Chap. 3 details the underlying physical processes and their consideration within the SHE method. A method for the inclusion of carrier-carrier scattering is proposed at the end of the chapter.

The mathematical structure of the SHE equations is investigated in detail in Chap. 4. A sparse coupling property of the SHE equations is shown for spherical energy bands. These coupling investigations then lead to a system matrix compression scheme, which allows for a memory efficient representation of the system matrix at high expansion orders.

Chap. 5 presents the extension of the SHE method to unstructured grids. All the required implementation details for the construction of suitable meshes are given.

In order to obtain the accuracy of higher-order expansions at lower computational effort, adaptive variable-order expansions are proposed and evaluated in Chap. 6. The possible savings mostly stem from the fact that on the one hand the distribution function is still close to equilibrium in inactive device regions, and on the other hand from the asymptotically exponential decay of the distribution function with respect to kinetic energy, hence lower resolution at higher energies is sufficient.

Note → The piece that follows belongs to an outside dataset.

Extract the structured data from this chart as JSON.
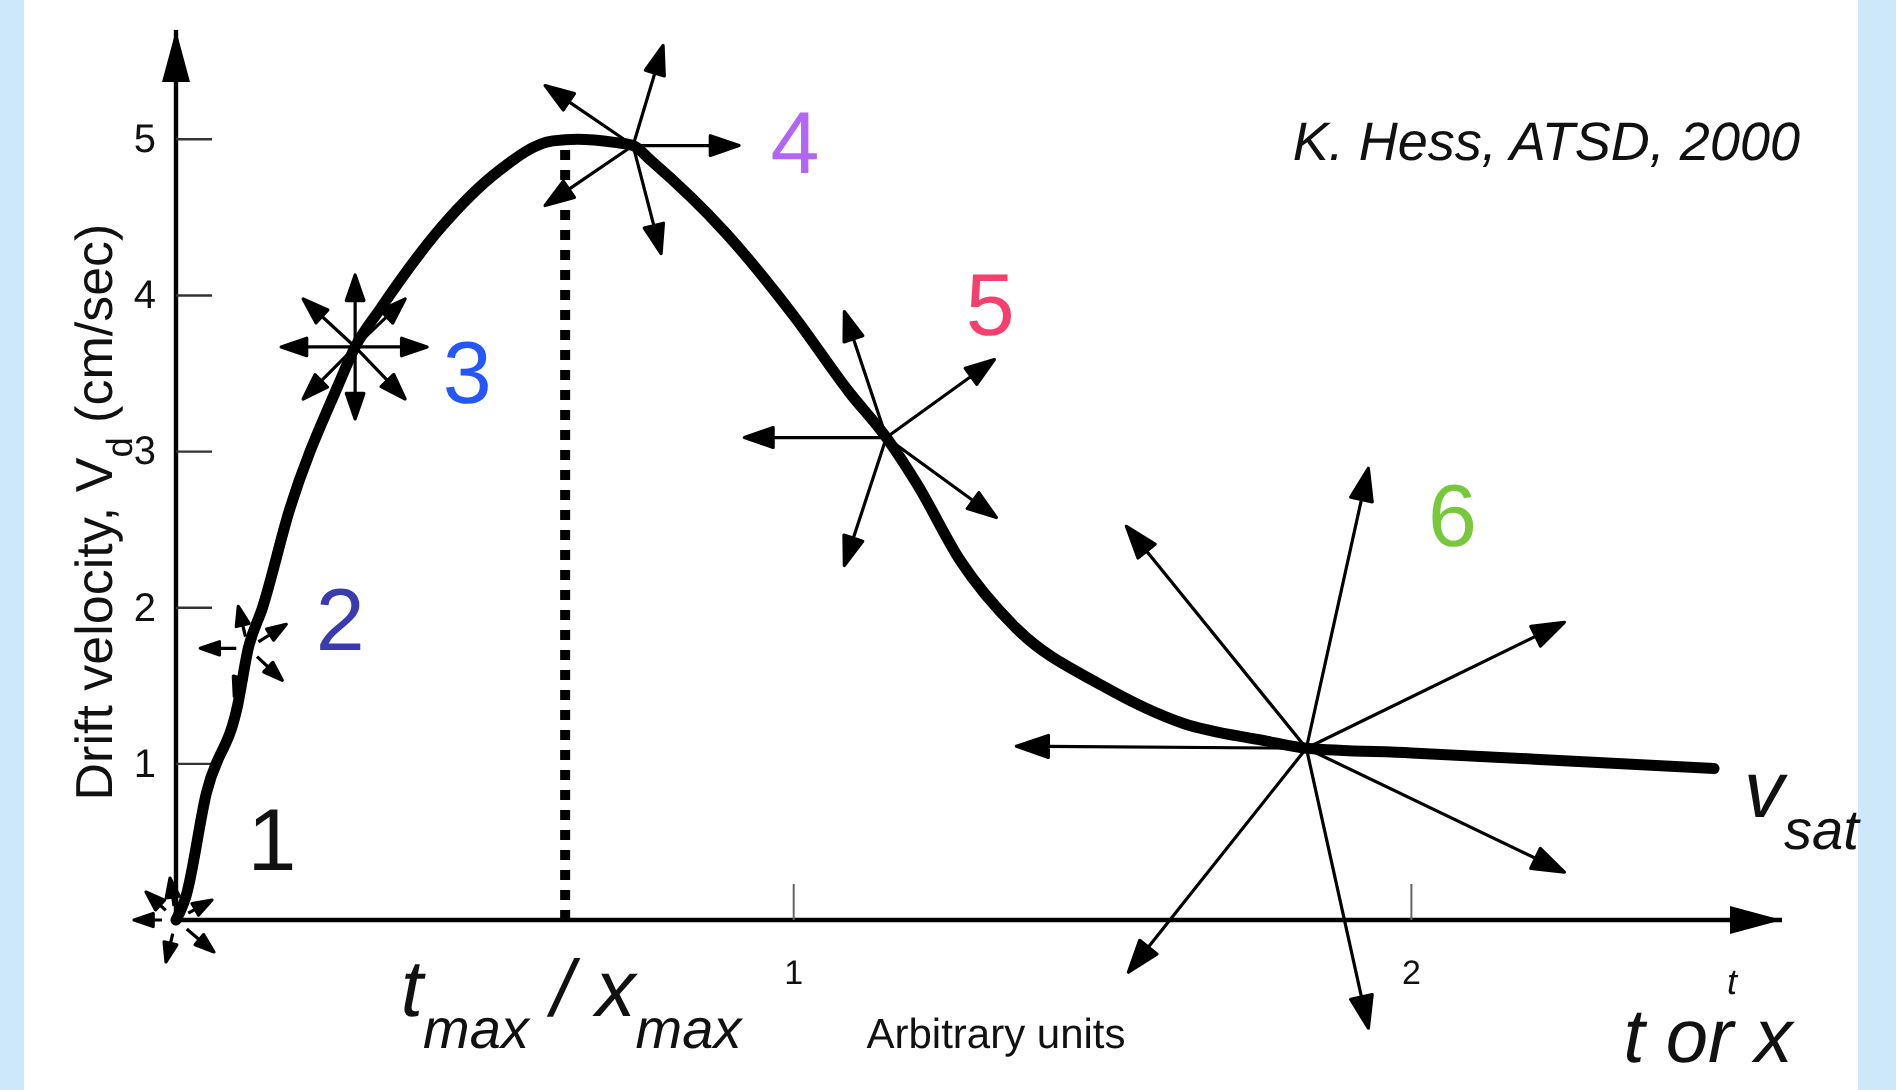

Recent developments in computing architecture are addressed in Chap. 7, where a parallel scheme for the convergence enhancement of the iterative solvers by means of preconditioners is suggested. It enables the full utilization of multi-core central processing units as well as the efficient use with massively parallel architectures such as graphics processing units.

The suggestions from Chaps. 4 to 7 are combined for the simulation of a MOSFET and a FinFET in Chap. 8. It is demonstrated that the proposed techniques blend well with each other and render the SHE method very attractive for modern TCAD.

An outlook to further possible improvements of the SHE method is presented in Chap. 9. A conclusion finally closes this thesis.